Wednesday, August 8, 2007

8/8/07

Economics

fiscal profligacy (Government spending as a percent of GDP is too high and the looming explosion in entitlement expenditures will make it worse. There is no good solution save spending discipline.).

http://article.nationalreview.com/?q=ZTQxMGM3OWVkZWUwNjg5ZGYxYTBlOTE3MGRlNjkxNjk=

The Fed

The Fed met yesterday. In the press release following the meeting, it said:

(1) the economy is growing moderately and should continue to do so, although

(2) the financial markets are experiencing increased volatility,

(3) credit markets are tightening,

(4) the housing downturn is continuing, and

(5) while inflation is moderating, price pressures continue and, therefore, it remains the Fed’s biggest concern.

In summary, the Fed thinks that the economy will get through the credit problems without any material impact on economic growth.
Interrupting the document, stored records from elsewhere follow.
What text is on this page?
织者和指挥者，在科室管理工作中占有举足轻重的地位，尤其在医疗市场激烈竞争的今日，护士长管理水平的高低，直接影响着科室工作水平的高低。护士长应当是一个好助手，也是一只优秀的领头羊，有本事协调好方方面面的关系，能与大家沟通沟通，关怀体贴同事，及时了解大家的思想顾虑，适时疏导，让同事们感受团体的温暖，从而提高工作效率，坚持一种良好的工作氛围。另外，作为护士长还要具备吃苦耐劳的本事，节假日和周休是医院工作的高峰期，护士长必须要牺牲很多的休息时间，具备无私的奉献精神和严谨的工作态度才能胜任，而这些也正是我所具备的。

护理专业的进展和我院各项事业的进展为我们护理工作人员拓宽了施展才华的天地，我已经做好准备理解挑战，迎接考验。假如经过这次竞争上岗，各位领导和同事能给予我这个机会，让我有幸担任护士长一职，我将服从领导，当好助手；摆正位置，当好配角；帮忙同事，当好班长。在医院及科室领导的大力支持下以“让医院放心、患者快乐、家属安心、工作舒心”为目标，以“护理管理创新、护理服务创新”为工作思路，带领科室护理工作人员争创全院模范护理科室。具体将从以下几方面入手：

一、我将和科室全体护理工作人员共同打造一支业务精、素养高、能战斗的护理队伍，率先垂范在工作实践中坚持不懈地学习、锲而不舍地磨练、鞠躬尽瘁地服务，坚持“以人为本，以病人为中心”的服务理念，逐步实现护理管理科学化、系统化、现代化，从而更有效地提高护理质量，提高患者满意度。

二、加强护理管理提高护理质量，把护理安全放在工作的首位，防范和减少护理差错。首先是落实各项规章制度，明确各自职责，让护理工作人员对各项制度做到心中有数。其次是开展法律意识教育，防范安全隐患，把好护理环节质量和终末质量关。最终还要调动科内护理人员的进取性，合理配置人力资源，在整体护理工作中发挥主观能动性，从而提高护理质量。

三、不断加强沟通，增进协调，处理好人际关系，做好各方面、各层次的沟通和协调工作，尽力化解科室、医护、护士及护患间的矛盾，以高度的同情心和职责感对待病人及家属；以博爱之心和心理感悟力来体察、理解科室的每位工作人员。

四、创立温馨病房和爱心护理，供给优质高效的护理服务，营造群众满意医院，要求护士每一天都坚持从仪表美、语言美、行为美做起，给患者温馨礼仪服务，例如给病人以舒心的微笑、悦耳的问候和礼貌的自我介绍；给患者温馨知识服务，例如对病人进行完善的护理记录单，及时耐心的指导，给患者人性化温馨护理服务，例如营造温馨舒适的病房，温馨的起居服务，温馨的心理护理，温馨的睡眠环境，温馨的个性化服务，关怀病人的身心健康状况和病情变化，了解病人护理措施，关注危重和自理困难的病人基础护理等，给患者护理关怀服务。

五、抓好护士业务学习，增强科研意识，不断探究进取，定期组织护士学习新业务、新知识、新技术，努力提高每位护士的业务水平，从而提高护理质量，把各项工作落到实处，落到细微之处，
In our opinion, this statement is as close to a Goldilocks ‘just right’ statement as we could have hoped for--meaning that the Fed is not restricting monetary growth nor does it at the moment see a reason for easing. Equity market gave it a mixed review--the biggest complaint apparently being that it didn’t indicate a more forceful move toward ease. By way of response, we want to make one important point and it is very similar to our point on oil--it is not the price of credit that will cause economic dislocation, it is the availability; and the Fed basically said that it is fully aware that there could be an issue with availability. That is all that we think that investors could hope--assurance that the Fed is attuned to the risks in the system.

On a related item, pricing stability appears to be returning to the higher risk sectors of the credit market. This also is clearly a positive--enough so to raise our confidence to continue to slowly average into the stocks of non financial firms, but, in our opinion, not enough so to warrant increasing our Portfolios’ commitments in financial stocks.

Politics

Domestic

International War Against Radical Islam

The Market

Technical

Fundamental

For those who want more background on the current credit problem, the excellent (and somewhat long) Wall Street Journal article is a must read:

http://online.wsj.com/article/SB118643226865289581.html

News on Stocks in Our Portfolios

Hershey (Dividend Growth Portfolio) raised its quarterly dividend 10% to $.2975 per share.

EPS: 2006 $2.34, 2007 $2.25, 2008 $2.45; DVD: $1.19 YLD 2.4%

http://finance.yahoo.com/q?s=HSY

Expeditors International (Aggressive Growth Portfolio) reported second quarter earnings per share of $.30 versus $.25 reported in the second quarter of 2006.

EPS: 2006 $1.08, 2007 $1.25, 2008 $1.45; DVD: $.28 YLD 0.6%

http://finance.yahoo.com/q?s=EXPD

A positive article on Proctor & Gamble (Dividend Growth Portfolio):

http://www.zacks.com/newsroom/commentary/?id=5622

Progress Energy (High Yield Portfolio) reported second quarter operating earnings per share of $.59 versus $.47 reported in the comparable 2006 quarter

EPS: 2006 $2.05, 2007 $2.80, 2008 $2.90; DVD: $2.44 YLD 4.7%

http://finance.yahoo.com/q?s=PGN

Integrys Energy (High Yield Portfolio) reported second quarter operating earnings per share of ($>27) versus $.63 recorded in 2006’s second quarter. The loss was the result of expenses related to the consolidation of its merger with Peoples Energy as well as outages at an electric facility which raised maintenance expenses and necessitated the purchase of high cost substitute electricity.

EPS: 2006 $3.54, 2007 $3.45, 2008 $3.80; DVD: $2.54 YLD 5.0%

http://finance.yahoo.com/q?s=TEG

ParkerVision (10 Bagger) reported second quarter earnings per share of (.18) versus ($.18) reported in last year’s second quarter.